Alors que s’ouvre le sommet des BRICS le 6 juillet à Rio, la Banque de développement de l’alliance fête ses dix ans d’existence. Mais a-t-elle vraiment tenu ses promesses de transformation du Sud global ?
Une décennie pour imposer une alternative
Fondée en 2014 à Shanghai, la New Development Bank (NDB) — ou Banque des BRICS — symbolisait un tournant historique : celui de la volonté des puissances émergentes de reprendre la main sur leur financement, en s’émancipant des institutions dominées par l’Occident, comme le FMI ou la Banque mondiale. Ses membres fondateurs — Brésil, Russie, Inde, Chine et Afrique du Sud — voulaient créer une structure capable de financer leurs projets d’infrastructure sans conditionnalités politiques ni logiques d’austérité.
Avec un capital initial de 100 milliards de dollars, la NDB devait devenir un levier majeur du développement, offrant des prêts souples et adaptés aux réalités locales.
Une présidence symbolique mais des résultats limités
Aujourd’hui dirigée par Dilma Rousseff, ex-présidente du Brésil, la banque a étendu son champ d’action : elle accueille désormais de nouveaux membres comme l’Égypte, le Bangladesh ou les Émirats arabes unis. En dix ans, elle a approuvé plus de 98 projets, pour un montant dépassant 33 milliards de dollars, principalement dans les domaines de l’énergie, des transports, de l’eau et des technologies vertes.
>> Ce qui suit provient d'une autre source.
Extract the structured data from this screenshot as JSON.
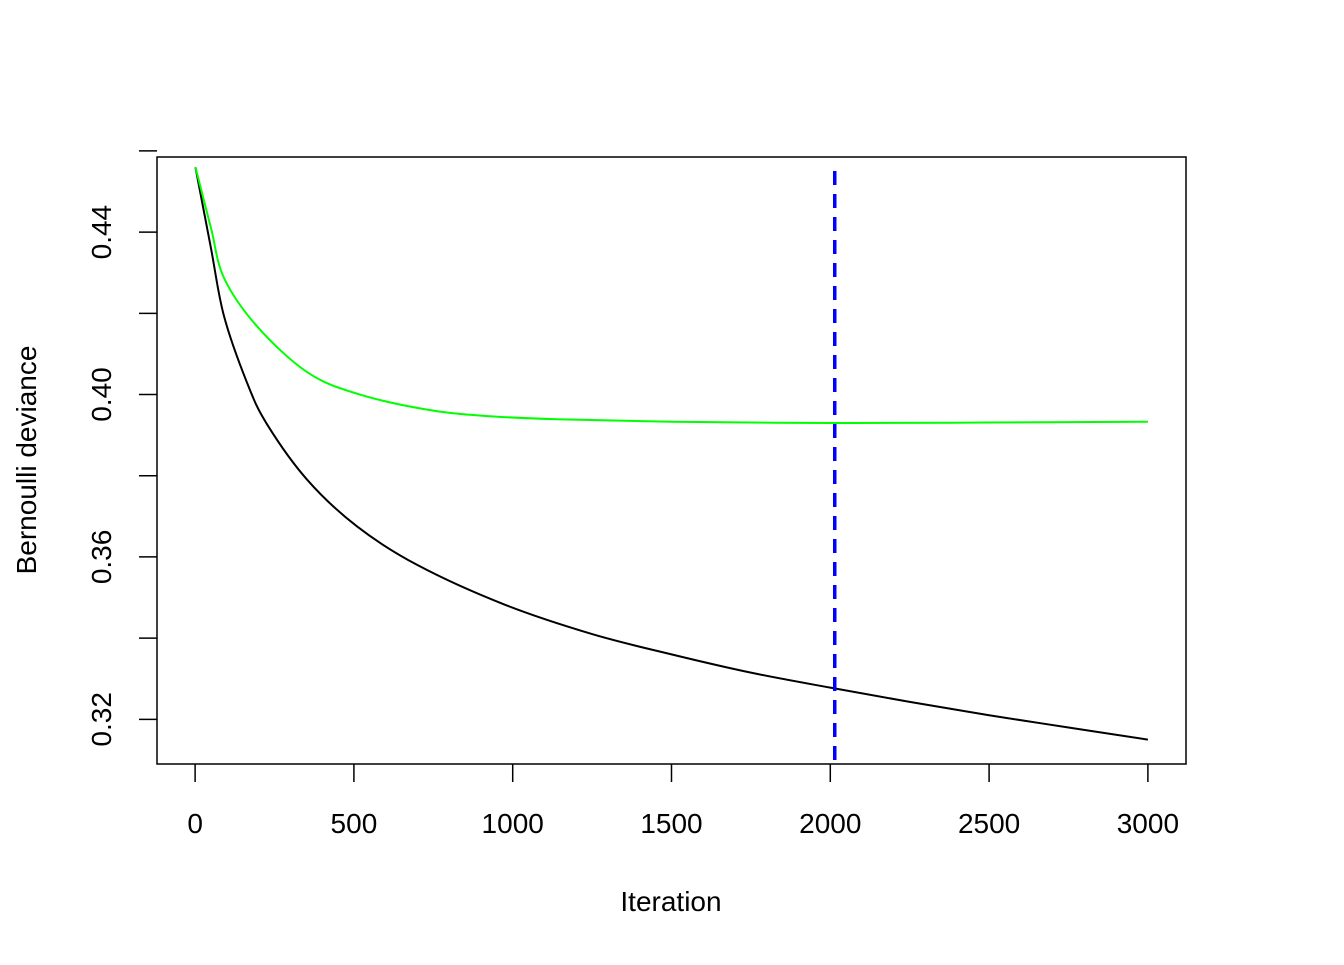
{
  "chart_data": {
    "type": "line",
    "title": "",
    "xlabel": "Iteration",
    "ylabel": "Bernoulli deviance",
    "xlim": [
      -120,
      3120
    ],
    "ylim": [
      0.309,
      0.4585
    ],
    "xticks": [
      0,
      500,
      1000,
      1500,
      2000,
      2500,
      3000
    ],
    "xtick_labels": [
      "0",
      "500",
      "1000",
      "1500",
      "2000",
      "2500",
      "3000"
    ],
    "yticks": [
      0.32,
      0.34,
      0.36,
      0.38,
      0.4,
      0.42,
      0.44,
      0.46
    ],
    "ytick_labels": [
      "0.32",
      "",
      "0.36",
      "",
      "0.40",
      "",
      "0.44",
      ""
    ],
    "grid": false,
    "series": [
      {
        "color": "#000000",
        "x": [
          1,
          50,
          91,
          164,
          227,
          353,
          510,
          700,
          973,
          1250,
          1500,
          1750,
          2000,
          2250,
          2500,
          2750,
          3000
        ],
        "y": [
          0.456,
          0.436,
          0.4193,
          0.4028,
          0.3926,
          0.379,
          0.3675,
          0.358,
          0.3483,
          0.341,
          0.336,
          0.3315,
          0.3278,
          0.3243,
          0.321,
          0.318,
          0.315
        ]
      },
      {
        "color": "#00ff00",
        "x": [
          1,
          50,
          91,
          195,
          353,
          510,
          721,
          900,
          1140,
          1500,
          2000,
          2500,
          3000
        ],
        "y": [
          0.456,
          0.441,
          0.4287,
          0.4168,
          0.4055,
          0.4002,
          0.3964,
          0.3948,
          0.3939,
          0.3933,
          0.393,
          0.3931,
          0.3933
        ]
      }
    ],
    "vline": {
      "x": 2014,
      "color": "#0000ff",
      "style": "dashed"
    }
  }
}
Mais ces chiffres restent modestes comparés aux besoins colossaux des pays membres, où les défis structurels — pauvreté, inégalités, instabilité économique — demeurent massifs. En Afrique du Sud, par exemple, le chômage atteint plus de 30 %, et la croissance est à peine perceptible. Même constat au Brésil ou en Inde, où les écarts sociaux se creusent malgré les ambitions régionales.
Une architecture financière toujours à réinventer
Alors que le thème central du sommet de Rio est la réforme de la gouvernance économique mondiale, les BRICS veulent relancer la NDB comme outil central de cette transformation. La guerre en Ukraine et les tensions sino-américaines ont poussé plusieurs pays à chercher des alternatives au dollar, et à accélérer le basculement vers un monde multipolaire. La Banque des BRICS est censée accompagner ce tournant, mais sa capacité réelle à concurrencer les grandes institutions mondiales reste limitée.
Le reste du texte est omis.